Mayor of Potsdam
- In office 1984–1989
- Preceded by: Brunhilde Hanke
- Succeeded by: Manfred Bille

Personal details
- Born: 21 August 1939 (age 86) Bannewitz, Nazi Germany
- Party: Socialist Unity Party of Germany (1960–1989)
- Alma mater: Parteihochschule Karl Marx Technical University of Dresden

Military service
- Allegiance: East Germany
- Branch/service: National People's Army
- Years of service: 1957–1960

= Wilfried Seidel =

German politician

Wilfried Seidel (born 21 August 1939) is a former German politician. Seidel was mayor of Potsdam between 1984 and 1989.

== Life ==
Seidel was born on 21 August 1939 in Bannewitz. After graduating high school in 1957, Seidel enlisted in the National People's Army where he would serve until 1960. In 1960, he joined the Socialist Unity Party of Germany (SED). In the same year, Seidel began studying at the "Rudolf Diesel" engineering school in Meißen. After graduating in 1963, he worked as an industrial eingineer. Between 1965 and 1966, Seidel attended a district party school of the Socialist Unity Party.

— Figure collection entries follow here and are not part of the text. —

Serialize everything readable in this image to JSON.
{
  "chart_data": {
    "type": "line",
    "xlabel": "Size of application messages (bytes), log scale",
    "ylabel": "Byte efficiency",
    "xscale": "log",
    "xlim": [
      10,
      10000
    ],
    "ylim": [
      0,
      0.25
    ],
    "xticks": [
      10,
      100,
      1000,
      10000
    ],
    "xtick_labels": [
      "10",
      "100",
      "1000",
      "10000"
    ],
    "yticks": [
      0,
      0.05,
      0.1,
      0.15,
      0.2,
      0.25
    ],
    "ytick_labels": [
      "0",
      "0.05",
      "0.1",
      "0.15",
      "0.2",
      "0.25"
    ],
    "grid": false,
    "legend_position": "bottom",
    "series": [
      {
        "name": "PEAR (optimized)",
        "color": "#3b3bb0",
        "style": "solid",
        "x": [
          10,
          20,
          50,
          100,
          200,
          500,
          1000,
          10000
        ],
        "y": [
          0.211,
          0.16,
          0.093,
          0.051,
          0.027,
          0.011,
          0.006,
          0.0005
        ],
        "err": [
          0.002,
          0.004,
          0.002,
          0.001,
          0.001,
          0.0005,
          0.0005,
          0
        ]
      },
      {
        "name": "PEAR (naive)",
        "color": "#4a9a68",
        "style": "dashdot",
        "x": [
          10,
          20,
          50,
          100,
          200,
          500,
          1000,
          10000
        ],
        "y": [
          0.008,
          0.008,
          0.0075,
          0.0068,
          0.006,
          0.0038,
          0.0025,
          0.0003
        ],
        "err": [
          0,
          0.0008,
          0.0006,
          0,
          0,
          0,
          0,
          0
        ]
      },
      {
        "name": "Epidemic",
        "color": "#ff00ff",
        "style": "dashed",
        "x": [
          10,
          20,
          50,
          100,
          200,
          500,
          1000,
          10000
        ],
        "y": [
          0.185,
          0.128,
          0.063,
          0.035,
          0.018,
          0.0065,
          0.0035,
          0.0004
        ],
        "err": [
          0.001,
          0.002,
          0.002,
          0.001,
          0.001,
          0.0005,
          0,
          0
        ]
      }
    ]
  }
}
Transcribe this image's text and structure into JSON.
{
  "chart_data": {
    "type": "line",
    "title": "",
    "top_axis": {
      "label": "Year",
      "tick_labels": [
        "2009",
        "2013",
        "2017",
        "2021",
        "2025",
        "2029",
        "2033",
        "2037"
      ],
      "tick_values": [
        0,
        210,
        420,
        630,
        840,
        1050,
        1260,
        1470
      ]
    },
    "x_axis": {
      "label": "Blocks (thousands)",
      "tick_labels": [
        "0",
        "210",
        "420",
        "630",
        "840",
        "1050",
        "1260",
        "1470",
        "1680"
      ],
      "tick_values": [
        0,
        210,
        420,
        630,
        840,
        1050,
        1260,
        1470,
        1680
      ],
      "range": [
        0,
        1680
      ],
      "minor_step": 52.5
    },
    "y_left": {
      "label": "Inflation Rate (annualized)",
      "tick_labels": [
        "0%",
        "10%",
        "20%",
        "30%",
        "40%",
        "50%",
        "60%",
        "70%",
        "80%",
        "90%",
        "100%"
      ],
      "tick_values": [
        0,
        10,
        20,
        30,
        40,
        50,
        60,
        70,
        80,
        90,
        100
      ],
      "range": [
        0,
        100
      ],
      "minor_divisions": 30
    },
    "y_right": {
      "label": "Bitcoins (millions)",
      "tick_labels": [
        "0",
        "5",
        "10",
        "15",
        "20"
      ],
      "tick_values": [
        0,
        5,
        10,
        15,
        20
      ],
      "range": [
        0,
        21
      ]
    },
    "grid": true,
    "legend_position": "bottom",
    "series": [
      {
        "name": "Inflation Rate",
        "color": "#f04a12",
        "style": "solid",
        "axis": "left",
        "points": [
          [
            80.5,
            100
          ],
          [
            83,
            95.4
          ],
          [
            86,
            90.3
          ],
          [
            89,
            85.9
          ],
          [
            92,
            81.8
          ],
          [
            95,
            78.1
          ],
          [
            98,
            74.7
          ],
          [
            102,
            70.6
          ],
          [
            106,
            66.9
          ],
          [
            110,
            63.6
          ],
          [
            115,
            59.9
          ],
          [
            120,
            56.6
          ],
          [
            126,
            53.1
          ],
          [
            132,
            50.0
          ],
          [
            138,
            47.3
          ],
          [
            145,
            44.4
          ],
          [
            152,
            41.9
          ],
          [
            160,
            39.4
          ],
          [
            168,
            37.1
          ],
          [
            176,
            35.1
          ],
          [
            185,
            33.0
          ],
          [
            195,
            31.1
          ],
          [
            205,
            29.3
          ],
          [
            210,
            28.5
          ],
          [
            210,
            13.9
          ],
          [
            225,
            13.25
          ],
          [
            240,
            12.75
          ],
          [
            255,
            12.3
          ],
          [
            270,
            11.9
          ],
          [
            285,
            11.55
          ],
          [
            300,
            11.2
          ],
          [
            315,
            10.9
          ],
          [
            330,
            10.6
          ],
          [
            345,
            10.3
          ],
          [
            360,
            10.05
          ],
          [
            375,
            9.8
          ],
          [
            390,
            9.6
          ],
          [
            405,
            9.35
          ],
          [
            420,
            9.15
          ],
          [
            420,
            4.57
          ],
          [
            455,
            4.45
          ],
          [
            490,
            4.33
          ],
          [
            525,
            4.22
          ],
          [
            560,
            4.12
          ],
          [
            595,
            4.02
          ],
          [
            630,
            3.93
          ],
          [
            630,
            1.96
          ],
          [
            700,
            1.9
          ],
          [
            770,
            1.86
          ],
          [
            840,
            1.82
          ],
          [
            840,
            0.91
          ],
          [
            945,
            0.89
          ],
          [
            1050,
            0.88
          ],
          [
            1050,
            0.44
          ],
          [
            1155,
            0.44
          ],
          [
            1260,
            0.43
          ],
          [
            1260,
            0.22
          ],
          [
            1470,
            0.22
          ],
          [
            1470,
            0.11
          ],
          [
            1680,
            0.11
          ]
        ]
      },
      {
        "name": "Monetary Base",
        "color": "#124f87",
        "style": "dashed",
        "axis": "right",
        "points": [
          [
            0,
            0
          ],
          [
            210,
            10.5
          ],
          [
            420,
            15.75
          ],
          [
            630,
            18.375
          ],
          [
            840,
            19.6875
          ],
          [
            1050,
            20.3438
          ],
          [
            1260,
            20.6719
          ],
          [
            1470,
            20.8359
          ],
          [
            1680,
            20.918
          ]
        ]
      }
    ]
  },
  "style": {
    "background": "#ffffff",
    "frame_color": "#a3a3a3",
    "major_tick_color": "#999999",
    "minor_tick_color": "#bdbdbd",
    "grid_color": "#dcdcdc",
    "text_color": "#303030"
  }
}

Seidel acquired his first political position in 1970, when he became deputy chairman of the Zossen regional government. In 1976 he studied industrial eingineering and industrial economics at the Technical University of Dresden. Seidel's final educational undertaking was a degree in social science at the Parteihochschule Karl Marx. In 1979, Seidel became chairman of the Rathenow regional government. He would hold this post until 1984.

In 1984, Seidel became mayor of Potsdam, succeeding Brunhilde Hanke. During his tenure as mayor, Potsdam signed a sister city agreement with Bonn. A minor diplomatic incident occurred during the diplomatic tour surrounding the sister city agreement. While visiting Potsdam, the mayor of Bonn, Hans Daniels, made critical remarks about the East German government on live television. Seidel was chastised by party officials for his handling of the incident. Daniels later followed up his remarks by comparing the German Democratic Republic to Apartheid South Africa. As a result, diplomatic relations between the two cities were dampened until German reunification, although the sister city agreement remained in place.

After being dismissed from his post as mayor of Potsdam in 1989, Seidel was employed as a chairman of the Bezirk Potsdam Workers' and Peasants' Inspection, an economic planning institution. He held this role from June 1989 to December 1989. In 1990, Siedel was director of public housing in Stahnsdorf-Kleinmachnow. Following German reunification, he worked as a self-employed insurance broker.

== 1989 Municipal election fraud scandal ==

Seidel was involved in tampering with the May 1989 East German municipal elections in Potsdam. He, along with several other local politicians arranged to underreport the number of 'against' votes against the incumbent administration. Approximately 2,400 'against' votes were not reported to the Electoral Commission of the German Democratic Republic. During the vote tabulation process, discrepancies in the results were reported to East German authorities by election scrutineers. On 22 May 1989 Seidel was removed from office, along with a third of Potsdam city councillors. The Socialist Unity Party (SED) then appointed Manfred Bille to succeed Seidel as mayor of Potsdam. The SED publicly accused Siedel of being the ringleader of the plot. Seidel was arrested by the East German Volkspolizei in June 1990, together with his deputy Marlies Nopens and former city councillor Lothar Holz. Harry Klapproth, one of the other potential co-defendants, had committed suicide several weeks prior after being interviewed by the police. Although originally charged by East German authorities, Seidel's case was prosecuted following German reunification in September 1991. Seidel and his co-defendants received support from the conservative politician Lothar de Maizière, who called for amnesty. Seidel pled guilty and was received eight months of probation and a fine.